Thursday, March 31, 2016

100 Years Ago - Beer, Bread, and Prohibition

The Price of a Pint
"As far as I can make out from the papers, Bert, the breweries seem to 'ave been
'ard 'it by this blinkin' war."
In 1916, while World War I was churning the fields of Flanders into blood-soaked poppy fields, the beer-soaked pubs of England were under siege by the British parliament. In a rationing move then Prime Minister, Lloyd George, implemented the Output of Beer Act of 1916 which cut England's production of beer and raised the per-barrel duty on brewers. Since then, various people have tried to link this action with a hidden prohibition agenda, however no conclusive evidence has ever emerged. In 1916 there may have been grumblings about the rationing of beer and higher prices, but in 1919 these would erupt into civil unrest which eventually undid the Output Act.

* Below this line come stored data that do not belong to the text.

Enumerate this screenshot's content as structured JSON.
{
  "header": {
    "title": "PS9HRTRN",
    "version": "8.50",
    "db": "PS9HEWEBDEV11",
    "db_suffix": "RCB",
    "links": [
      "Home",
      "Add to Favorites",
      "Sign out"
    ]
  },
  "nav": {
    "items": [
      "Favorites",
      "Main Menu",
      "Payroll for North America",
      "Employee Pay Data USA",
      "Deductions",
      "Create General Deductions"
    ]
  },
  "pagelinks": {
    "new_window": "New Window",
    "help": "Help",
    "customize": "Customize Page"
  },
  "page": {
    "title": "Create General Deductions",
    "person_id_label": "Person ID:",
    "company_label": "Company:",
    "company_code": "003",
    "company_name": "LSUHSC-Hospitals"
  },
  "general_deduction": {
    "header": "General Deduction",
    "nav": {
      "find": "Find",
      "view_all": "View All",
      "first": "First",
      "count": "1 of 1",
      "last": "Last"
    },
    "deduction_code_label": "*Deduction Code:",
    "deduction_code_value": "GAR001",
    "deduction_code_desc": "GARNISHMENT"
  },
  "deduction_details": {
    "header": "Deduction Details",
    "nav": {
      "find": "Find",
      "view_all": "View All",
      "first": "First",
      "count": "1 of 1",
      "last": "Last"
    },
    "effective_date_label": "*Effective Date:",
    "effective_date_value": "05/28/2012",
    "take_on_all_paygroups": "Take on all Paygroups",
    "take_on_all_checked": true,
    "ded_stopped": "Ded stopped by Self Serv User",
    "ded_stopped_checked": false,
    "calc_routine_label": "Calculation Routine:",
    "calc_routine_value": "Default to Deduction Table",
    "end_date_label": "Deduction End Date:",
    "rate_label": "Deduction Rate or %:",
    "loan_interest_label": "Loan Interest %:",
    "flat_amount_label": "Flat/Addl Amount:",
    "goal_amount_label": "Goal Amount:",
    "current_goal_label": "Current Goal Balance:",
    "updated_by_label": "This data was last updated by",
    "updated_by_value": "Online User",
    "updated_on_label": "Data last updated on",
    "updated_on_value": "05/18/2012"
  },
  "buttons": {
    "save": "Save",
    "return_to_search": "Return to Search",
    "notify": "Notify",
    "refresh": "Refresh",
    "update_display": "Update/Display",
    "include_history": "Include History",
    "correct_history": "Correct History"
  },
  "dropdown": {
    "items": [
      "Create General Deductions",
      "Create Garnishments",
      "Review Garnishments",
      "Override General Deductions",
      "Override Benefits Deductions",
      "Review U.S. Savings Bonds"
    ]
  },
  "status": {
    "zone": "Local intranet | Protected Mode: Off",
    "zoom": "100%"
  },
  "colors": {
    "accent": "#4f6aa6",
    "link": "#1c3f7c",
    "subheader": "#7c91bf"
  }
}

In 1917, though, the cartoonist Captain Bruce Bairnsfather, who'd served with a machine gun regiment in France and had been mustered out of the service after suffering shell shock and hearing loss during the Second Battle of Ypres, obviously didn't feel the pains of the people. His feature character "Old Bill" puts the gripes of the brewers in prospective.

Part of me has to wonder if Samwise Gamgee's pony, Old Bill, wasn't actually a bit of J. R. R. Tolkien tipping his hat to Captain Bairnsfather since they'd both served in the trenches during the Great War.